Visiting hospital clinics or staying in hospital can be a challenge for many people and for some of our children and young people it needs careful planning and support.

Most of our children will be treated locally and the local hospital’s Learning Disability Nurse / Advisor will be able to offer help and answer questions.  Great Ormond Street Hospital is so used to dealing with children’s needs its website has some useful information to help support your child.

Locally we also helped co-produce a ‘hospital passport‘ to help make your child’s visit a little smoother.

Learning Disability Nurses / Advisors in our local hospitals

How can they help and how can you contact them

The Learning Disability Nurse understands the needs of people who have a learning disability and/or autism, and also
understands how hospitals work.  Nurses/Advisors can work with the hospital to help you get the care, treatment, tests your child or young person need.

We have a nurse or advisor in each of local hospitals.  You can find out more about the service and how to contact them on the easy read guide they have produced.

You can also find out about our health passports that mean you only need to provide the information once!

Preparing for Hospital

Going into hospital can be a challenge and preparing ahead of time helps.  We’ve collated some resources that may help.  Most hospitals also have a dedicated nursing role that can support SEND families and children.

Preparing your child for hospital stays

This NHS video is to help parent carers know what to expect.  The Evelina Children’s hospital also have a useful information that would apply to all hospitals. Mencap also offer several booklets to help parent carers prepare.  The BBC have a guide for parent carers too.

The Charity What?Why? also have a range of videos to help you including this one for parent carers. They also have free printable colouring activities which feature hospitals.

Easy Read Guides

Great Ormond Street Children’s Hospital have produced these GOSH easy read guides for many common hospital procedures.

You’ll find lots more easy read guides on this website  many of which may work well for older children and young adults.

Communication aids specific to hospitals and medicine

You can supplement your usual aids with some designed to cover hospital and medical words and activities.

Picture Stories that include medical procedures can be found here.

Common procedures explained – cards

The What?Why? Charity have a number of information cards that explain common procedures.

Video clips that explain common procedures

The What?Why? Charity have videos covering a wide range of common procedures.

GOSH also cover a wide range of other treatments which may be relevant to your child, even if they are not attending this hospital.

CBeebies has Dr Ranj’s Hospital Top Tips  and their Get Well Soon series

Explaining mask wearing

Making Friends with your Face Mask video – this video is for people with learning disabilities to help them understand why wearing a face mask is important, how to find a face mask that suits them and how to get used to wearing it.

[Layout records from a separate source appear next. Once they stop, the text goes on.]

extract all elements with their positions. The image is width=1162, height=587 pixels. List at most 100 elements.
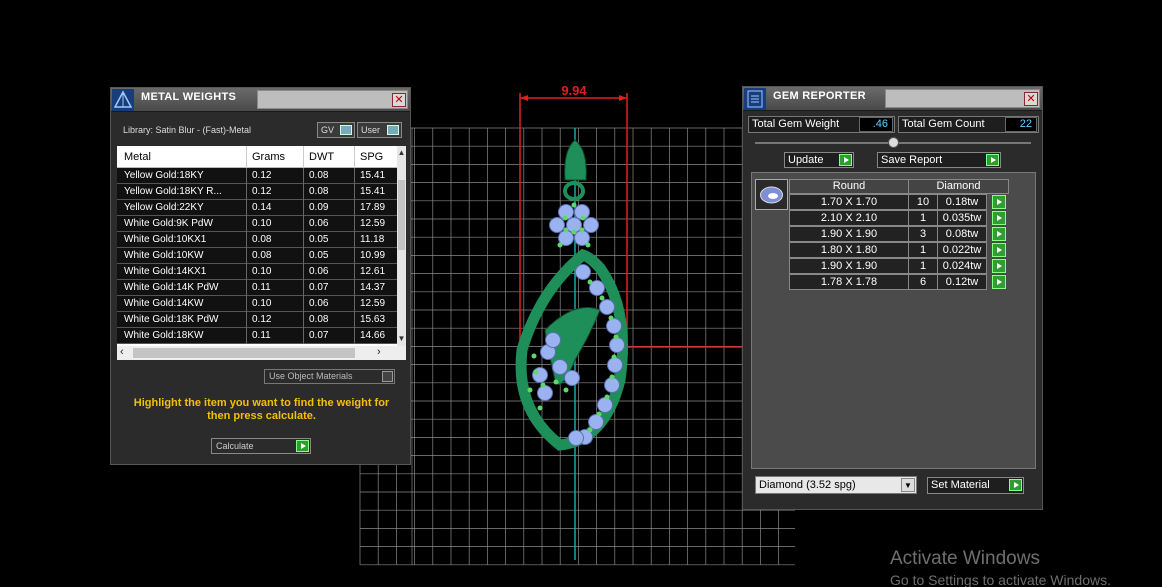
gem-size-cell: 2.10 X 2.10 — [789, 210, 909, 226]
column-header-dwt[interactable]: DWT — [309, 151, 334, 163]
table-row[interactable]: Yellow Gold:22KY 0.14 0.09 17.89 — [117, 200, 397, 216]
spg-cell: 14.66 — [360, 330, 386, 341]
gem-count-cell: 1 — [908, 258, 938, 274]
metal-weights-titlebar[interactable]: METAL WEIGHTS ✕ — [111, 88, 410, 112]
dimension-label: 9.94 — [561, 83, 587, 98]
column-header-round: Round — [789, 179, 909, 194]
user-toggle[interactable]: User — [357, 122, 402, 138]
titlebar-fill — [257, 90, 408, 109]
use-object-materials-checkbox[interactable]: Use Object Materials — [264, 369, 395, 384]
table-row[interactable]: White Gold:10KW 0.08 0.05 10.99 — [117, 248, 397, 264]
spg-cell: 15.41 — [360, 186, 386, 197]
metal-cell: Yellow Gold:18KY — [124, 170, 204, 181]
watermark-title: Activate Windows — [890, 548, 1040, 569]
select-gem-row-button[interactable] — [992, 243, 1006, 257]
save-report-label: Save Report — [881, 154, 943, 166]
gv-toggle[interactable]: GV — [317, 122, 355, 138]
scroll-thumb[interactable] — [398, 180, 405, 250]
calculate-hint: Highlight the item you want to find the … — [133, 397, 390, 422]
spg-cell: 15.41 — [360, 170, 386, 181]
select-gem-row-button[interactable] — [992, 195, 1006, 209]
table-row[interactable]: White Gold:9K PdW 0.10 0.06 12.59 — [117, 216, 397, 232]
column-header-diamond: Diamond — [908, 179, 1009, 194]
metal-cell: White Gold:14K PdW — [124, 282, 219, 293]
slider-knob[interactable] — [888, 137, 899, 148]
scroll-down-icon[interactable]: ▼ — [397, 334, 406, 343]
dwt-cell: 0.06 — [309, 266, 329, 277]
dwt-cell: 0.08 — [309, 314, 329, 325]
set-material-button[interactable]: Set Material — [927, 477, 1024, 494]
table-row[interactable]: White Gold:14KX1 0.10 0.06 12.61 — [117, 264, 397, 280]
calculate-button[interactable]: Calculate — [211, 438, 311, 454]
select-gem-row-button[interactable] — [992, 211, 1006, 225]
column-header-grams[interactable]: Grams — [252, 151, 285, 163]
toggle-knob — [340, 125, 352, 135]
dwt-cell: 0.09 — [309, 202, 329, 213]
grams-cell: 0.10 — [252, 266, 272, 277]
metal-cell: White Gold:14KX1 — [124, 266, 207, 277]
play-icon — [986, 154, 999, 166]
vertical-scrollbar[interactable]: ▲ ▼ — [397, 146, 406, 346]
scroll-up-icon[interactable]: ▲ — [397, 148, 406, 157]
gem-weight-cell: 0.08tw — [937, 226, 987, 242]
gem-weight-cell: 0.022tw — [937, 242, 987, 258]
set-material-label: Set Material — [931, 479, 990, 491]
chevron-down-icon[interactable]: ▼ — [901, 478, 915, 492]
checkbox-box[interactable] — [382, 371, 393, 382]
horizontal-scrollbar[interactable]: ‹ › — [117, 346, 406, 360]
metal-cell: White Gold:10KW — [124, 250, 204, 261]
dwt-cell: 0.06 — [309, 218, 329, 229]
update-button[interactable]: Update — [784, 152, 854, 168]
grams-cell: 0.11 — [252, 330, 271, 341]
gem-size-cell: 1.80 X 1.80 — [789, 242, 909, 258]
material-select[interactable]: Diamond (3.52 spg) ▼ — [755, 476, 917, 494]
gem-size-cell: 1.78 X 1.78 — [789, 274, 909, 290]
table-row[interactable]: Yellow Gold:18KY R... 0.12 0.08 15.41 — [117, 184, 397, 200]
scroll-thumb[interactable] — [133, 348, 355, 358]
metal-table[interactable]: Metal Grams DWT SPG Yellow Gold:18KY 0.12… — [117, 146, 406, 360]
scroll-right-icon[interactable]: › — [377, 346, 381, 358]
table-row[interactable]: White Gold:18KW 0.11 0.07 14.66 — [117, 328, 397, 344]
spg-cell: 15.63 — [360, 314, 386, 325]
column-header-metal[interactable]: Metal — [124, 151, 151, 163]
gem-report-area: Round Diamond 1.70 X 1.70 10 0.18tw 2.10 X … — [751, 172, 1036, 469]
metal-weights-title: METAL WEIGHTS — [141, 91, 237, 103]
gem-size-cell: 1.90 X 1.90 — [789, 258, 909, 274]
gem-size-cell: 1.90 X 1.90 — [789, 226, 909, 242]
select-gem-row-button[interactable] — [992, 227, 1006, 241]
table-row[interactable]: White Gold:14KW 0.10 0.06 12.59 — [117, 296, 397, 312]
table-row[interactable]: Yellow Gold:18KY 0.12 0.08 15.41 — [117, 168, 397, 184]
gem-count-cell: 6 — [908, 274, 938, 290]
table-row[interactable]: White Gold:18K PdW 0.12 0.08 15.63 — [117, 312, 397, 328]
metal-cell: Yellow Gold:18KY R... — [124, 186, 222, 197]
report-icon — [744, 88, 766, 110]
select-gem-row-button[interactable] — [992, 259, 1006, 273]
grams-cell: 0.12 — [252, 170, 272, 181]
grams-cell: 0.11 — [252, 282, 271, 293]
metal-weights-panel: METAL WEIGHTS ✕ Library: Satin Blur - (F… — [110, 87, 411, 465]
dwt-cell: 0.07 — [309, 282, 329, 293]
total-gem-weight-text: Total Gem Weight — [752, 118, 840, 130]
metal-weights-close-button[interactable]: ✕ — [392, 93, 406, 107]
dwt-cell: 0.08 — [309, 186, 329, 197]
gem-count-cell: 1 — [908, 242, 938, 258]
gem-reporter-panel: GEM REPORTER ✕ Total Gem Weight .46 Tota… — [742, 86, 1043, 510]
gem-reporter-close-button[interactable]: ✕ — [1024, 92, 1038, 106]
spg-cell: 12.61 — [360, 266, 386, 277]
play-icon — [296, 440, 309, 452]
pyramid-icon — [112, 89, 134, 111]
table-row[interactable]: White Gold:14K PdW 0.11 0.07 14.37 — [117, 280, 397, 296]
table-row[interactable]: White Gold:10KX1 0.08 0.05 11.18 — [117, 232, 397, 248]
gem-reporter-titlebar[interactable]: GEM REPORTER ✕ — [743, 87, 1042, 111]
scroll-left-icon[interactable]: ‹ — [120, 346, 124, 358]
save-report-button[interactable]: Save Report — [877, 152, 1001, 168]
gem-weight-cell: 0.024tw — [937, 258, 987, 274]
gem-weight-cell: 0.035tw — [937, 210, 987, 226]
total-gem-count-text: Total Gem Count — [902, 118, 985, 130]
play-icon — [839, 154, 852, 166]
select-gem-row-button[interactable] — [992, 275, 1006, 289]
pendant-model[interactable] — [515, 128, 628, 560]
metal-cell: White Gold:18KW — [124, 330, 204, 341]
play-icon — [1009, 479, 1022, 491]
column-header-spg[interactable]: SPG — [360, 151, 383, 163]
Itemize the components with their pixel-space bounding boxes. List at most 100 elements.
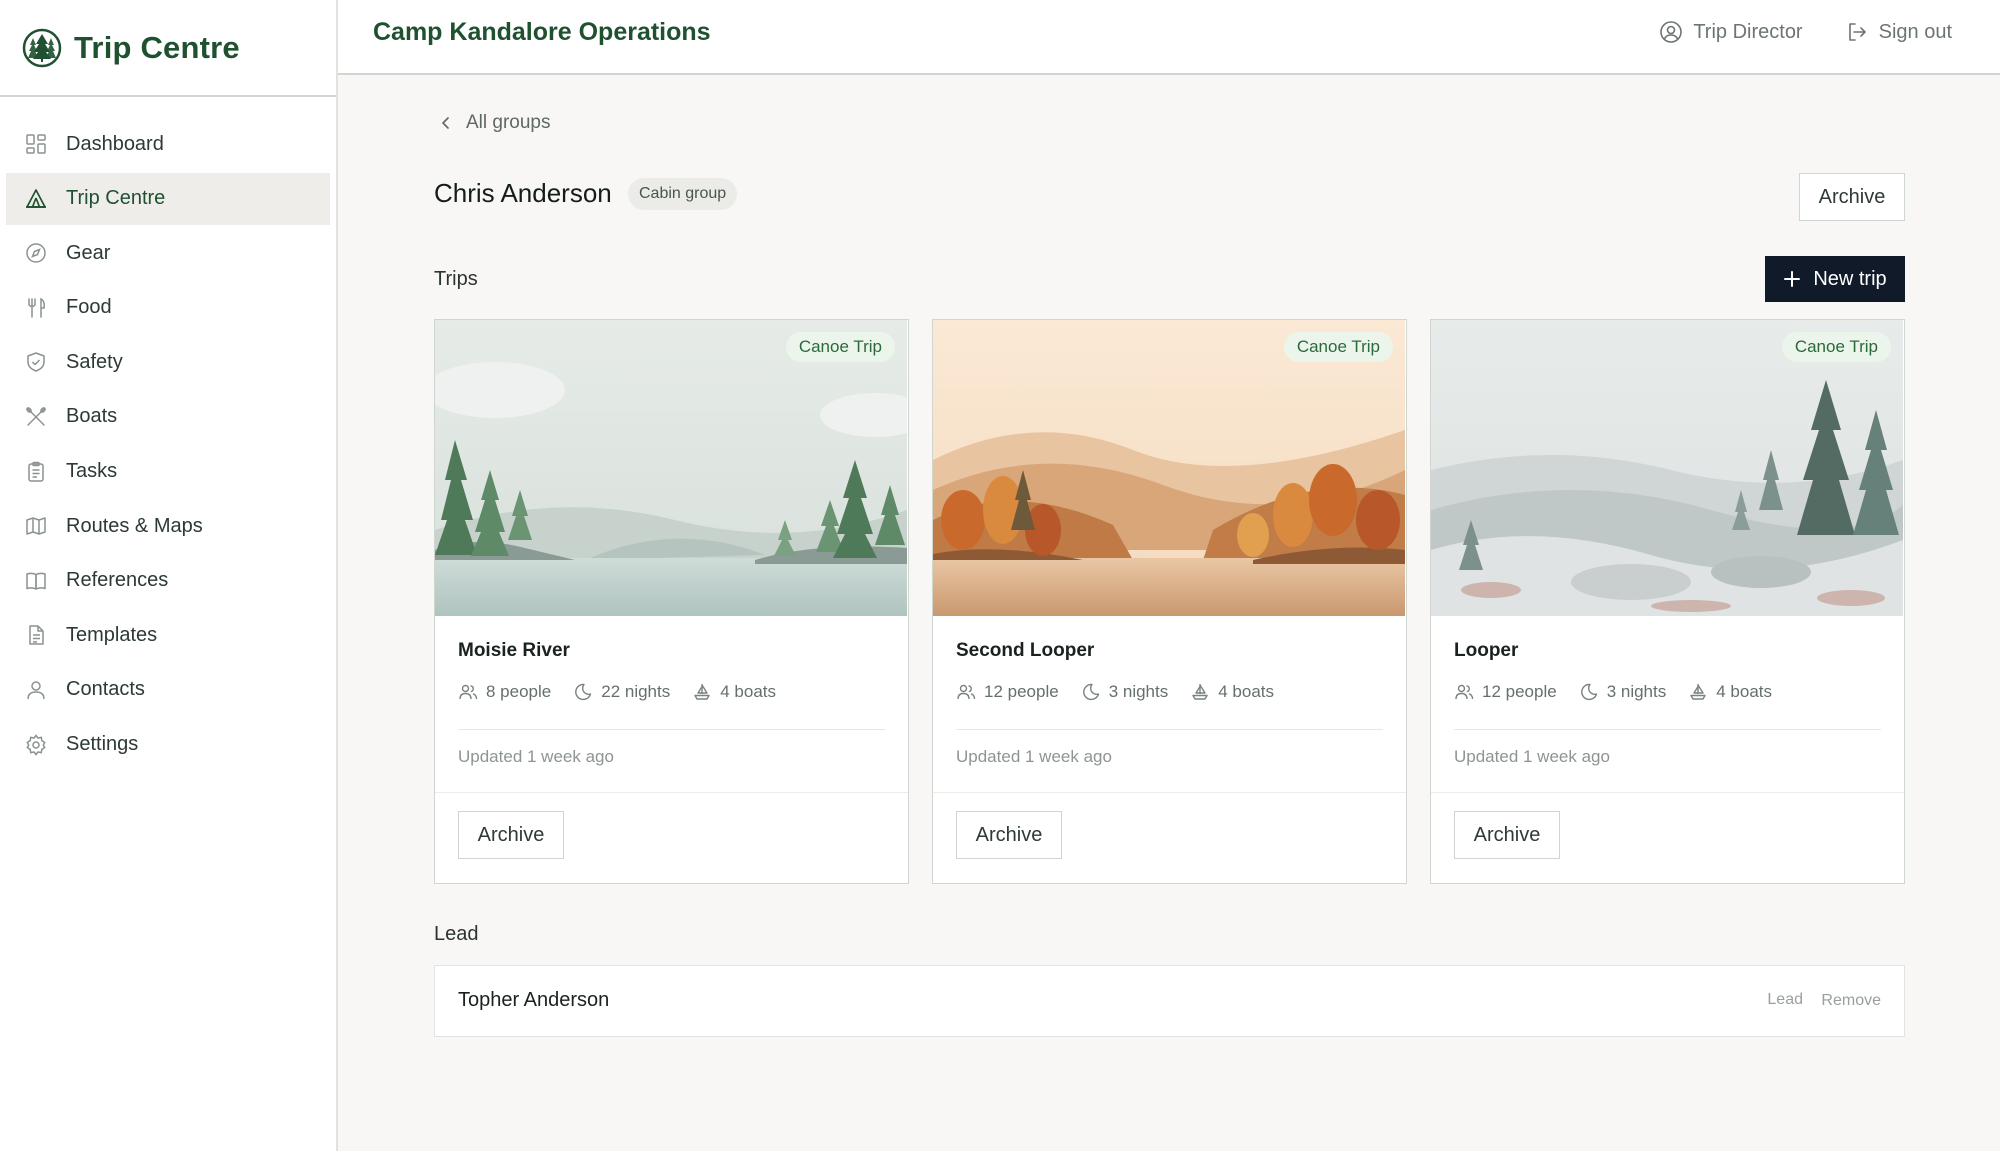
people-icon (1454, 682, 1474, 702)
boat-icon (1688, 682, 1708, 702)
boat-icon (692, 682, 712, 702)
sidebar-item-label: Boats (66, 405, 118, 428)
sidebar-item-gear[interactable]: Gear (6, 227, 330, 279)
trip-title: Second Looper (956, 640, 1095, 661)
nights-count-label: 3 nights (1606, 682, 1667, 701)
trips-section-heading: Trips (434, 268, 478, 290)
gear-icon (24, 733, 48, 757)
nights-count-label: 3 nights (1108, 682, 1169, 701)
main-content: All groups Chris Anderson Cabin group Ar… (338, 75, 2000, 1151)
user-circle-icon (1659, 20, 1683, 44)
sidebar: Trip Centre Dashboard Trip Centre Gear F… (0, 0, 338, 1151)
people-count-label: 8 people (486, 682, 552, 701)
sidebar-item-label: Food (66, 296, 112, 319)
trip-type-badge: Canoe Trip (785, 332, 895, 362)
breadcrumb-label: All groups (466, 112, 551, 133)
trip-type-badge: Canoe Trip (1781, 332, 1891, 362)
card-divider (458, 729, 885, 730)
sidebar-item-dashboard[interactable]: Dashboard (6, 118, 330, 170)
clipboard-icon (24, 460, 48, 484)
lead-name: Topher Anderson (458, 989, 610, 1011)
trip-card[interactable]: Canoe Trip Moisie River 8 people 22 nigh… (434, 319, 909, 884)
brand-name: Trip Centre (74, 29, 240, 65)
breadcrumb-all-groups[interactable]: All groups (438, 112, 551, 134)
sidebar-item-label: Contacts (66, 678, 145, 701)
people-icon (458, 682, 478, 702)
user-menu-button[interactable]: Trip Director (1659, 20, 1803, 44)
boats-count-label: 4 boats (1218, 682, 1274, 701)
map-icon (24, 514, 48, 538)
people-count: 12 people (956, 682, 1059, 702)
sidebar-item-templates[interactable]: Templates (6, 609, 330, 661)
sidebar-item-label: Dashboard (66, 132, 164, 155)
trip-updated-time: Updated 1 week ago (458, 747, 614, 766)
sidebar-item-settings[interactable]: Settings (6, 719, 330, 771)
sidebar-item-label: Safety (66, 350, 123, 373)
new-trip-button[interactable]: New trip (1765, 256, 1905, 302)
book-icon (24, 569, 48, 593)
nights-count: 22 nights (573, 682, 670, 702)
sidebar-item-safety[interactable]: Safety (6, 336, 330, 388)
boats-count: 4 boats (692, 682, 776, 702)
grid-icon (24, 132, 48, 156)
boats-count: 4 boats (1190, 682, 1274, 702)
sidebar-item-tasks[interactable]: Tasks (6, 446, 330, 498)
trip-card[interactable]: Canoe Trip Looper 12 people 3 nights 4 b… (1430, 319, 1905, 884)
sidebar-item-contacts[interactable]: Contacts (6, 664, 330, 716)
lead-section-heading: Lead (434, 923, 479, 945)
card-footer: Archive (435, 792, 908, 883)
sidebar-item-routes-maps[interactable]: Routes & Maps (6, 500, 330, 552)
card-footer: Archive (1431, 792, 1904, 883)
page-title: Camp Kandalore Operations (373, 18, 711, 46)
sidebar-item-boats[interactable]: Boats (6, 391, 330, 443)
moon-icon (1081, 682, 1101, 702)
sign-out-label: Sign out (1878, 20, 1952, 43)
lead-row: Topher Anderson Lead Remove (434, 965, 1905, 1037)
trip-image-winter-forest: Canoe Trip (1431, 320, 1903, 616)
group-type-badge: Cabin group (628, 178, 738, 210)
card-divider (956, 729, 1383, 730)
trip-meta: 12 people 3 nights 4 boats (956, 682, 1296, 702)
trip-meta: 8 people 22 nights 4 boats (458, 682, 798, 702)
trip-title: Looper (1454, 640, 1519, 661)
trip-card[interactable]: Canoe Trip Second Looper 12 people 3 nig… (932, 319, 1407, 884)
archive-trip-button[interactable]: Archive (458, 811, 564, 859)
people-count: 12 people (1454, 682, 1557, 702)
lead-role-label: Lead (1767, 991, 1803, 1008)
sidebar-item-label: Gear (66, 241, 111, 264)
people-count-label: 12 people (1482, 682, 1557, 701)
document-icon (24, 623, 48, 647)
people-count-label: 12 people (984, 682, 1059, 701)
sidebar-nav: Dashboard Trip Centre Gear Food Safety B… (0, 97, 336, 771)
sidebar-item-trip-centre[interactable]: Trip Centre (6, 172, 330, 225)
user-role-label: Trip Director (1693, 20, 1803, 43)
utensils-icon (24, 296, 48, 320)
paddles-icon (24, 405, 48, 429)
archive-trip-button[interactable]: Archive (1454, 811, 1560, 859)
new-trip-label: New trip (1813, 267, 1887, 290)
boats-count-label: 4 boats (720, 682, 776, 701)
group-name: Chris Anderson (434, 178, 612, 208)
sidebar-item-references[interactable]: References (6, 555, 330, 607)
compass-icon (24, 241, 48, 265)
trip-updated-time: Updated 1 week ago (1454, 747, 1610, 766)
boat-icon (1190, 682, 1210, 702)
user-icon (24, 678, 48, 702)
sidebar-item-food[interactable]: Food (6, 282, 330, 334)
sign-out-button[interactable]: Sign out (1845, 20, 1952, 44)
brand[interactable]: Trip Centre (0, 0, 336, 97)
shield-icon (24, 350, 48, 374)
nights-count-label: 22 nights (601, 682, 671, 701)
remove-lead-button[interactable]: Remove (1821, 992, 1881, 1010)
sidebar-item-label: References (66, 569, 169, 592)
trip-meta: 12 people 3 nights 4 boats (1454, 682, 1794, 702)
people-count: 8 people (458, 682, 551, 702)
trip-updated-time: Updated 1 week ago (956, 747, 1112, 766)
archive-trip-button[interactable]: Archive (956, 811, 1062, 859)
trip-type-badge: Canoe Trip (1283, 332, 1393, 362)
trip-image-autumn-river: Canoe Trip (933, 320, 1405, 616)
archive-group-button[interactable]: Archive (1799, 173, 1905, 221)
sidebar-item-label: Templates (66, 623, 158, 646)
card-footer: Archive (933, 792, 1406, 883)
trip-cards: Canoe Trip Moisie River 8 people 22 nigh… (434, 319, 1905, 884)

Supporting a person with a learning disability to wear a face mask – this video is for family members or carers of people with learning disabilities to help them understand why wearing a face mask is important, how to find a face mask that suits the person they support and how to help them  get used to wearing it.

Hospital and Healthcare Passports

Creating a passport-style document for your child can be really useful for healthcare and hospital appointments as well as after school activities or emergencies.

You can download a template and then personalise it with important information about your child or young person.  It’s helpful for hospital staff, dentists, PAs and other people working with your son or daughter, and can include communication needs, support needs, medication, as well as things that are important to your child, their likes and dislikes.

Pinpoint worked with parents and Addenbrooke’s Hospital to create an Additional Needs passport for children and young people attending the hospital. There are child and adult versions.

We also have a general healthcare passport template.  Use it at hospitals, clinic visits or GP appointments. Or keep a spare for holidays or one in the car glovebox in case of emergency.

Mencap and NHS England created a short emergency version for the COVID-19 outbreak to enable healthcare professionals to know immediately about your child’s needs.

Our parents say…

My son had to have an operation at Addenbrooke’s hospital.  He is on the autistic spectrum, so I prepared a hospital passport before our visit. The ward staff recognised the passport, welcomed it and read it and used it help prepare my son for what was going to happen. They noted from the passport what sort of toys he likes and brought these for him to play with while he was waiting.  All of the ward staff were helpful, they all took time with him, making sure that he was happy with everything that happened.

This could have been an extremely negative experience for my son, because of waiting, not knowing what would happen or when, being operated on and feeling poorly.  However, the hospital passport helped us to have a positive experience because my son was told what would happen, was entertained while he waited and  was given as much help as possible to feel better after the operation.

Access guides: Addenbrooke’s, The Rosie and Hinchingbrooke

How accessible are Cambridgeshire’s main hospitals?

Disabled Go logodisabledGO has online guides to the three big hospitals, with sections on main entrances, wards, departments and clinics as well as car parks, loos and cafes.

If you are planning a visit, you can head to the disabledGO website and find out about more, including level access, accessible changing rooms, hearing systems and sign language.